だけど、そう提案した理由はいくつもある。
早く洗い流したかったし、陣平くんと一瞬でも離れたくなかった。
それに、この旅行を嫌な思い出にしたくなかった。
この先、今日のことは2人の間のタブーみたいになるのも嫌だった。
陣平くんと、忘れられない思い出を作りたかった。
そんな思いから、わたしは今脱衣所に陣平くんと2人でいる。
「んじゃ、入るか。」
そう言って陣平くんは、何の迷いもなしに自分が着ていた服を勢いよく脱いだ。
割れた腹筋に目を奪われたわたしは、思わず顔が赤くなる。
思えば陣平くんと裸で…しかも明るくて狭い場所で2人きり。
これは、わたしの方が理性飛びそうだ…
そう思っていると、陣平くんはわたしを見て首を傾げた。
「脱がねえの?」
「じ、陣平くんが入ったら、わたしも脱いで入る」
この場ですっぽんぽんになる勇気は無くて、わたしは陣平くんを無理矢理浴室へと押し込んだ。

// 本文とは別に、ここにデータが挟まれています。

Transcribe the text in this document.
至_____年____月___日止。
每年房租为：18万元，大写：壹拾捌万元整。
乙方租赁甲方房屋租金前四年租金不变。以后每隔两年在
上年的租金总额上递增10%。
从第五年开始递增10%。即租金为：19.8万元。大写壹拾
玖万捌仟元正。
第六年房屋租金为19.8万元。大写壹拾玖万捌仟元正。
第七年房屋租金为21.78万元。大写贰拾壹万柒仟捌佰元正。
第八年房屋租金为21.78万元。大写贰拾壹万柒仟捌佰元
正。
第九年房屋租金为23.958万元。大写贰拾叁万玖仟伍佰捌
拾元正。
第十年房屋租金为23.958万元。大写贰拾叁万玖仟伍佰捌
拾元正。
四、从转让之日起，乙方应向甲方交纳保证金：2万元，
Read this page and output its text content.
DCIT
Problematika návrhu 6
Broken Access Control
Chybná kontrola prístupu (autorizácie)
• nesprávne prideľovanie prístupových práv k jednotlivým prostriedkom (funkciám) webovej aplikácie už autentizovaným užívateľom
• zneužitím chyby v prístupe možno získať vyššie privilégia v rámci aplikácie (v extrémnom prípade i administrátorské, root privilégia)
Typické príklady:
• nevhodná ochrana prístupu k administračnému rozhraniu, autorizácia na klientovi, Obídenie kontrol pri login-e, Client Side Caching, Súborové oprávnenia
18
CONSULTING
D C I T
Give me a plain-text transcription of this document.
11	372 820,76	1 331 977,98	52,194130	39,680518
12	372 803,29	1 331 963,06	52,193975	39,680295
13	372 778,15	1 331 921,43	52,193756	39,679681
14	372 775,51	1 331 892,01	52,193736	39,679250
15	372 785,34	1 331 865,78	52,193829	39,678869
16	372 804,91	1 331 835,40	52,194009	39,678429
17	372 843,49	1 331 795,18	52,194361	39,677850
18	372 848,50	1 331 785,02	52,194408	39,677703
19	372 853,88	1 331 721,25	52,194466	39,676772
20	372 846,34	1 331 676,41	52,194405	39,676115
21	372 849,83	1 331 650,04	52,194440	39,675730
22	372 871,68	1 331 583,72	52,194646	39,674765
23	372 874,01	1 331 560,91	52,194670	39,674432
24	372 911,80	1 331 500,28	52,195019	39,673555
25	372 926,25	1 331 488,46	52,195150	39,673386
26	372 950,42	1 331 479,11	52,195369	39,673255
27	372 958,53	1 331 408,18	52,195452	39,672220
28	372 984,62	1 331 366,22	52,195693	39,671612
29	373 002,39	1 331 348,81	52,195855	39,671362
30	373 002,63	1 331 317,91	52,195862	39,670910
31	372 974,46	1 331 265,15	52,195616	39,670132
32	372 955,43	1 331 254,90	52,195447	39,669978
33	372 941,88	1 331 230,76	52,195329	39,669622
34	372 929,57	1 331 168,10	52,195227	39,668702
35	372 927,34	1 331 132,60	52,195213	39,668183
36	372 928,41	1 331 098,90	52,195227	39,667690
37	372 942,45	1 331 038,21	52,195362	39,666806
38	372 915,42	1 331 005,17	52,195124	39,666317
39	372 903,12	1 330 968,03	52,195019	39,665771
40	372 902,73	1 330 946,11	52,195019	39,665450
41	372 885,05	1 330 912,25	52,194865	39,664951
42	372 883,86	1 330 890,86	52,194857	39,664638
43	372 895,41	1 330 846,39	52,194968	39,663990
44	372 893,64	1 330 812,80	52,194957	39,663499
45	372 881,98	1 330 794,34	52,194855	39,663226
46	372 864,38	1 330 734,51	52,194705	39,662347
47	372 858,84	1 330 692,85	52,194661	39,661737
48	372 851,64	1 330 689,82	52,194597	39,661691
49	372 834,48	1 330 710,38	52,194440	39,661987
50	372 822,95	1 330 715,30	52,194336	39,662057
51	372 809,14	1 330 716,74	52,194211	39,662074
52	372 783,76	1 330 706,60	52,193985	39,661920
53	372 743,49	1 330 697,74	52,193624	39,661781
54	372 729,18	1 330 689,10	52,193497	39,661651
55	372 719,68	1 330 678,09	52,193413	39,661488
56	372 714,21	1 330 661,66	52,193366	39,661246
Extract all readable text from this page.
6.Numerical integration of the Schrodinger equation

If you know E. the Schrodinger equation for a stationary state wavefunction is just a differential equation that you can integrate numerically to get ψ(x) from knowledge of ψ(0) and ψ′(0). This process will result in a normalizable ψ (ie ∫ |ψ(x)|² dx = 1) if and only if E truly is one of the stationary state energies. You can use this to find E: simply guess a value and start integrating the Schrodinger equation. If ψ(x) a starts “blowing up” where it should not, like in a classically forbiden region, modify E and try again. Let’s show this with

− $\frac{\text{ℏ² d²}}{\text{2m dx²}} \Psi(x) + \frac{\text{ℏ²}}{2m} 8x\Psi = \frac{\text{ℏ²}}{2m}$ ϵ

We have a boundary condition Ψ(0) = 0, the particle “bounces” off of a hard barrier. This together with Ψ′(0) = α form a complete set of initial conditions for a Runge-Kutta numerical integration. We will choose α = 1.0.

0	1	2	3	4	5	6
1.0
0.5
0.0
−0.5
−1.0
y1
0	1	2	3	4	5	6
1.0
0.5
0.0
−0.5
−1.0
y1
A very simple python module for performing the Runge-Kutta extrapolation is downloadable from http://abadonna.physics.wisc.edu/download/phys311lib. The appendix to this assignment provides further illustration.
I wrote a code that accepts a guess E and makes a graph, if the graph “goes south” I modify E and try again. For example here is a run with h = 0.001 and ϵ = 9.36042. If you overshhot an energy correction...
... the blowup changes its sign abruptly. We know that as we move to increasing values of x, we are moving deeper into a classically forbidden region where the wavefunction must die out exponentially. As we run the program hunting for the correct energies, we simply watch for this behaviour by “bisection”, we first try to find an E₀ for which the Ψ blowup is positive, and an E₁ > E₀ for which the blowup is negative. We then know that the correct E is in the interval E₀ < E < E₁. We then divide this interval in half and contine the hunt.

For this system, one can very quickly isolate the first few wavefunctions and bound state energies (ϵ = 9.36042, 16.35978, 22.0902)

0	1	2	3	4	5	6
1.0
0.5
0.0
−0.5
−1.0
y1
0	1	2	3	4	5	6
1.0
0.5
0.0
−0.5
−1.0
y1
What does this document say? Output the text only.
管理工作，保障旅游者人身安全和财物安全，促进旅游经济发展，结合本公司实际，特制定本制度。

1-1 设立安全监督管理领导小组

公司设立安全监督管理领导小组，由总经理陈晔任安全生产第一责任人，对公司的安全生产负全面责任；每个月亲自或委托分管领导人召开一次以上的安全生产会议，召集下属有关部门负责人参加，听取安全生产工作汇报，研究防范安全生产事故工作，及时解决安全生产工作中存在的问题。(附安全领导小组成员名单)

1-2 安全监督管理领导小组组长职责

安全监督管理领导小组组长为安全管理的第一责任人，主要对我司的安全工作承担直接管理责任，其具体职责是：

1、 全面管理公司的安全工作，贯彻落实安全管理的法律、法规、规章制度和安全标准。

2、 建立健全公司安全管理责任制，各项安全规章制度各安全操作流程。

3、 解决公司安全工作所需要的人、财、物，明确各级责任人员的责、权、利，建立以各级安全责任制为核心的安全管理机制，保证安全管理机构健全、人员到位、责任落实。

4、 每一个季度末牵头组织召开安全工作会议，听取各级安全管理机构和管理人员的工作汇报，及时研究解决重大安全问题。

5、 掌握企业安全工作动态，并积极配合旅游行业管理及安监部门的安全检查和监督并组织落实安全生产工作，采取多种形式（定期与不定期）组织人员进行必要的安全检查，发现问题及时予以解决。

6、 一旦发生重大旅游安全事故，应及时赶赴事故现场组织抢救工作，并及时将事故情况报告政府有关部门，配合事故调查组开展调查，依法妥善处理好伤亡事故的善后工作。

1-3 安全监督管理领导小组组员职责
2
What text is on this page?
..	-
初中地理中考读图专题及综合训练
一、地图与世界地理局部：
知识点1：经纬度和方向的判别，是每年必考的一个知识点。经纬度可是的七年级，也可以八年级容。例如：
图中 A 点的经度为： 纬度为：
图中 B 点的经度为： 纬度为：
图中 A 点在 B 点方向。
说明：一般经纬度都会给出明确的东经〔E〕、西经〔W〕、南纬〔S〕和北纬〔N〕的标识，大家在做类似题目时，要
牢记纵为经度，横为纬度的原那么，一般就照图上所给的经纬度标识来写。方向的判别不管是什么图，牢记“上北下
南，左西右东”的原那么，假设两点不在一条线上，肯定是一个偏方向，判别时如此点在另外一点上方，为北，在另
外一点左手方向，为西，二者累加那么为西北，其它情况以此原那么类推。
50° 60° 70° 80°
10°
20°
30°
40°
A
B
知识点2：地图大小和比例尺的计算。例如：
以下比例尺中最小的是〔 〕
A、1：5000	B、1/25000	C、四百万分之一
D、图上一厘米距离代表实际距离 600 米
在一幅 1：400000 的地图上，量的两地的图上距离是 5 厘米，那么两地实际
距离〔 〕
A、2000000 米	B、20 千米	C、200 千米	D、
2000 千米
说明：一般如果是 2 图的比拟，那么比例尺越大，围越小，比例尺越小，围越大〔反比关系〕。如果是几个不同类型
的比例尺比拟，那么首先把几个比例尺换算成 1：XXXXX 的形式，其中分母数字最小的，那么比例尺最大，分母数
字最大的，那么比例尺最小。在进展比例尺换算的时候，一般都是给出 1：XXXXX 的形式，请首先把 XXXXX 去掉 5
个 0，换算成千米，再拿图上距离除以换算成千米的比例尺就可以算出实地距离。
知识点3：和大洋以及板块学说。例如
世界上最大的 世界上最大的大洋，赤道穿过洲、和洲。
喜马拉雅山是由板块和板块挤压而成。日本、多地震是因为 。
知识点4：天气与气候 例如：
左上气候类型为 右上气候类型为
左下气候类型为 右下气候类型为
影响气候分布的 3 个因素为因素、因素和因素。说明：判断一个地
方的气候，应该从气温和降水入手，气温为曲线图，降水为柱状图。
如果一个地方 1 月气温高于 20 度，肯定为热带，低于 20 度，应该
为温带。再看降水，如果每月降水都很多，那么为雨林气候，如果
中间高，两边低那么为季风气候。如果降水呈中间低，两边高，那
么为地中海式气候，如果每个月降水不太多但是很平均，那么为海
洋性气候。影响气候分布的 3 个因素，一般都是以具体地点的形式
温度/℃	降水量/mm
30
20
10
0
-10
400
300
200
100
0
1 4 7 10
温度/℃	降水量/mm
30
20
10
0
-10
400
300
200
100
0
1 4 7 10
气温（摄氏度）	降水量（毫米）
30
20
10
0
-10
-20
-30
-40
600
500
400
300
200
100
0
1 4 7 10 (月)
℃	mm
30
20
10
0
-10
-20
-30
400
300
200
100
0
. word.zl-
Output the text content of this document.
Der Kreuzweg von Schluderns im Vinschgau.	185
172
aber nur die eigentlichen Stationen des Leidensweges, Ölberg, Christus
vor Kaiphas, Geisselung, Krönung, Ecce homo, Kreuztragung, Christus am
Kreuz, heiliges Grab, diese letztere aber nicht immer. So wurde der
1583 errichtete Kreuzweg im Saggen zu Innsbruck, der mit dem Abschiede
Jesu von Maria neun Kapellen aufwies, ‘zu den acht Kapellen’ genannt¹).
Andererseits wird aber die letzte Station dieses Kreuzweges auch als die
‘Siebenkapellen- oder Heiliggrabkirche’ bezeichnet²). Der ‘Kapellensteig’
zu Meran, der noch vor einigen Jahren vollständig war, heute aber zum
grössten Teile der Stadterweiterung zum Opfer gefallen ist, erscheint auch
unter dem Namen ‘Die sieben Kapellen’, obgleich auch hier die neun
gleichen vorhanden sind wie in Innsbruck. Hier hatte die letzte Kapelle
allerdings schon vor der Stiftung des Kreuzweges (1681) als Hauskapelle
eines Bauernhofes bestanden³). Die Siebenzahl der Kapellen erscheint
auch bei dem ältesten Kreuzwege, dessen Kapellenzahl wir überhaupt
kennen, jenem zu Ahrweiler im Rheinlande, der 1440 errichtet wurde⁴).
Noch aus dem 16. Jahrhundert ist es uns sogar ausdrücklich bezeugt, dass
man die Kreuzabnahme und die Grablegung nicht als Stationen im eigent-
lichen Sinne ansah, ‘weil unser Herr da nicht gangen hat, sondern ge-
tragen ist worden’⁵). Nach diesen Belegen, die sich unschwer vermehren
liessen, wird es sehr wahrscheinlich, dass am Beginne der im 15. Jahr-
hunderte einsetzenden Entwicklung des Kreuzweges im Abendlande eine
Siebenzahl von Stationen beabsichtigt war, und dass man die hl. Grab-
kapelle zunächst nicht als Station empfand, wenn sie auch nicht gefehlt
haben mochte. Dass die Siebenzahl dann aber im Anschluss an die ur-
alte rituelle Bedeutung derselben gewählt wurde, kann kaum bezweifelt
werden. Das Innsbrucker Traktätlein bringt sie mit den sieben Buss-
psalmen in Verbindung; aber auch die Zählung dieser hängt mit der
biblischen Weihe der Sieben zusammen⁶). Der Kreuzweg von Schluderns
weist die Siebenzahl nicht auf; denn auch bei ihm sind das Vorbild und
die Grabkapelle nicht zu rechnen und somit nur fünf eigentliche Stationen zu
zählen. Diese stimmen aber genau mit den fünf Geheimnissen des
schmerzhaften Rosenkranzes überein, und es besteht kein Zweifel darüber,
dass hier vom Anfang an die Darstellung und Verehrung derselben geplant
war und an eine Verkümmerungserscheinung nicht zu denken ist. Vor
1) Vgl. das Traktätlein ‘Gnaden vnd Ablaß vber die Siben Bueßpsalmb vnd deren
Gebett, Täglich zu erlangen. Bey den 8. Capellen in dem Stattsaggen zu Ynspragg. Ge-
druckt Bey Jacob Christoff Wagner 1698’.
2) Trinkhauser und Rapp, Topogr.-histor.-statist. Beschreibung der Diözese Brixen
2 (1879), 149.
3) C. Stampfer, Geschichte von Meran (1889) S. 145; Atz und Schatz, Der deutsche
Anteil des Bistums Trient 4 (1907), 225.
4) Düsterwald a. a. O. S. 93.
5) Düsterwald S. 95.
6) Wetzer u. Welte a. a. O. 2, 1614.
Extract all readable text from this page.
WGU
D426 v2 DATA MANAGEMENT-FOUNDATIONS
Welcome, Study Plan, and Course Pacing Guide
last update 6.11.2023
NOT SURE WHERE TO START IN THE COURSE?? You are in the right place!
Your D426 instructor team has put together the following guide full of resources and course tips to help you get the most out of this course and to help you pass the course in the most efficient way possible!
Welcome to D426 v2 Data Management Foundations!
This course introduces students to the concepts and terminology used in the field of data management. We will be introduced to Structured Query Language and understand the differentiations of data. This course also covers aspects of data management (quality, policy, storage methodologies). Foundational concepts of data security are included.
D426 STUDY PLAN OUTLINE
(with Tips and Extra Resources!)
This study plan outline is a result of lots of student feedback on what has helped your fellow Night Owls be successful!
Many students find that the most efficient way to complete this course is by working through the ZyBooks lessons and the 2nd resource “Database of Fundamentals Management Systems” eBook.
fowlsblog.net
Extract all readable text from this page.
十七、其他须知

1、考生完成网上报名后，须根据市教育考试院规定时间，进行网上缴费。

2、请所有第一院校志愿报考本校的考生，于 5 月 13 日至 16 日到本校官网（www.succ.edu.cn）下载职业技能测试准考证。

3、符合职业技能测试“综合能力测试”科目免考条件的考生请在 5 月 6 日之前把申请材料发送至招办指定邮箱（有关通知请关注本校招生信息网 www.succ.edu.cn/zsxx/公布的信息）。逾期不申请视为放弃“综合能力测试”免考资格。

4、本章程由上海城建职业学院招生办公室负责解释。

そして、彼が湯船に浸かったことをシルエットで確認すると、自分も服を脱いで行く。
と言っても、さっき陣平くんが着せてくれた彼の服。
わたしの服は破られたから…
さっきのことを一瞬でも思い出すと、またブルッと身震いがするけれど、今から陣平くんに綺麗にしてもらうんだ。と言い聞かせ、わたしはゆっくりと浴室のドアを開けた。
「こっち見ないでね?」
「見ねえよ」
向こうを向いている陣平くんは、さらに自分の目を手で覆ってそう言った。